Researchers from the University of Cambridge and Google DeepMind have created a new framework to scientifically test the "personality" of artificial intelligence chatbots. This study is the first to validate such a personality test for large language models (LLMs), which power popular AI chatbots like ChatGPT.
The team assessed 18 different LLMs using methods similar to those used in human psychological testing. They found that larger, instruction-tuned models such as GPT-4o closely mimicked human personality traits, and these traits could be deliberately influenced through specific prompts. This means that a chatbot’s apparent personality can be both measured and shaped with precision.
The findings were published in Nature Machine Intelligence. The researchers caution that shaping chatbot personalities could make them more persuasive, raising ethical concerns about potential manipulation and risks related to "AI psychosis." They argue that regulation is needed to ensure transparency and prevent misuse of these technologies.
The dataset and code for their personality testing tool are publicly available, which the researchers say could help audit advanced AI models before public release.
Gregory Serapio-García from the Psychometrics Centre at Cambridge Judge Business School said: “It was intriguing that an LLM could so convincingly adopt human traits. But it also raised important safety and ethical issues. Next to intelligence, a measure of personality is a core aspect of what makes us human. If these LLMs have a personality – which itself is a loaded question – then how do you measure that?”
Serapio-García added: “The pace of AI research has been so fast that basic principles of measurement and validation we’re accustomed to in scientific research has become an afterthought. A chatbot answering any questionnaire can tell you that it’s very agreeable, but behave aggressively when carrying out real-world tasks with the same prompts.

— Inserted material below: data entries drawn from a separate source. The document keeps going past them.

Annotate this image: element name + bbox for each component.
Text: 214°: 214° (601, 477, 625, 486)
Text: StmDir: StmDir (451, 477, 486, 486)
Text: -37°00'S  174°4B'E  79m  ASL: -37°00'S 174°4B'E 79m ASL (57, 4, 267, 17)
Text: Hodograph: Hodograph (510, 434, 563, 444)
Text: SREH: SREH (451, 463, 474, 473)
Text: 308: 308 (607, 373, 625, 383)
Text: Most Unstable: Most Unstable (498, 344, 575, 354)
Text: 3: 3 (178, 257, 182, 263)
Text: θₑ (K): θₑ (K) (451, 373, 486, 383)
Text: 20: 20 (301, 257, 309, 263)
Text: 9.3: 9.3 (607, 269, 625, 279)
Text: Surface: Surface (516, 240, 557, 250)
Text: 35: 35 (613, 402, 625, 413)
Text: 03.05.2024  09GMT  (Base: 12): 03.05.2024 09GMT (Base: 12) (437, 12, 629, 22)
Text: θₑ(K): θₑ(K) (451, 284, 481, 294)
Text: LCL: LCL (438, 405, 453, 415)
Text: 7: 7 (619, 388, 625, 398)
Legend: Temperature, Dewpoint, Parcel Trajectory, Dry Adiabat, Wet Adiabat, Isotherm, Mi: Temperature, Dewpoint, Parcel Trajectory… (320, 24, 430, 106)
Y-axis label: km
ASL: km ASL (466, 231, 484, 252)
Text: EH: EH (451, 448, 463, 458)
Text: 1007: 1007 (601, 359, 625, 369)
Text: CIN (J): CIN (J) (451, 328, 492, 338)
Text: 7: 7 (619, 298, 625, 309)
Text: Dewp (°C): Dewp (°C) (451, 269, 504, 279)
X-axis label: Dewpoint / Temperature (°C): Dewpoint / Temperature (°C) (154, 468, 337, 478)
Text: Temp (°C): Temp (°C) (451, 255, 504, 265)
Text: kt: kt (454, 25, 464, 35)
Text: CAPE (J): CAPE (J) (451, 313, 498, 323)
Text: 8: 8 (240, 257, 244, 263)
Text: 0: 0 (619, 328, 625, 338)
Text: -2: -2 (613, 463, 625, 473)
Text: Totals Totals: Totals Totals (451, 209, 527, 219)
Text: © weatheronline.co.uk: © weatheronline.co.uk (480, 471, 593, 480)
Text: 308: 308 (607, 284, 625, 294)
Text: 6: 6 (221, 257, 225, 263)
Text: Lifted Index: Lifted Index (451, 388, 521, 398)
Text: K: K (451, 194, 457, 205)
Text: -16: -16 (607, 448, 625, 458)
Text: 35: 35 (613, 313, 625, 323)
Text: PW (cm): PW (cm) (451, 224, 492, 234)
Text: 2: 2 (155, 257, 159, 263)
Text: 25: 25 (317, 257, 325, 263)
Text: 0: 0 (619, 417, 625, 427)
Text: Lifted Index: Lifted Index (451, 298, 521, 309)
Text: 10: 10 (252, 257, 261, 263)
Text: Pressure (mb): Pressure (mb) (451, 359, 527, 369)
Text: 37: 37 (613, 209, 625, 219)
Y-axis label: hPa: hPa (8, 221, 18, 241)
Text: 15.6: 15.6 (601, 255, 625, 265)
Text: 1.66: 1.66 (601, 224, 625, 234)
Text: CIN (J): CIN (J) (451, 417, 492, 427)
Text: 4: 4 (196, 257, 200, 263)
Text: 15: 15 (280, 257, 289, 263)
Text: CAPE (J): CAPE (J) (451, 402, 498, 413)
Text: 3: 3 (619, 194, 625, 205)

“This is the messy reality of measuring social constructs: they are dynamic and subjective, rather than static and clear-cut. For this reason, we need to get back to basics and make sure tests we apply to AI truly measure what they claim to measure, rather than blindly trusting survey instruments – developed for deeply human characteristics – to test AI systems.”
To evaluate chatbot personalities, researchers adapted two well-known tests—the Revised NEO Personality Inventory (300 questions) and the Big Five Inventory—and administered them via structured prompts across various LLMs. By using consistent contextual prompts across tests, they quantified how reliably models displayed traits like extraversion or agreeableness on separate assessments.
Results showed larger instruction-tuned models produced reliable results predictive of behavior; smaller or base models did not perform consistently.
Further experiments demonstrated that model personalities could be adjusted along nine levels for each trait by altering prompts—making chatbots appear more extroverted or emotionally unstable in tasks such as composing social media posts.
Serapio-García explained: “Our method gives you a framework to validate a given AI evaluation and test how well it can predict behaviour in the real world. Our work also shows how AI models can reliably change how they mimic personality depending on the user, which raises big safety and regulation concerns, but if you don’t know what you’re measuring or enforcing, there’s no point in setting up rules in the first place.”
The research received support from Cambridge Research Computing Services (RCS), Cambridge Service for Data Driven Discovery (CSD3), Engineering and Physical Sciences Research Council (EPSRC), Science and Technologies Facilities Council (STFC), part of UK Research and Innovation (UKRI). Gregory Serapio-García is affiliated with St John’s College at Cambridge.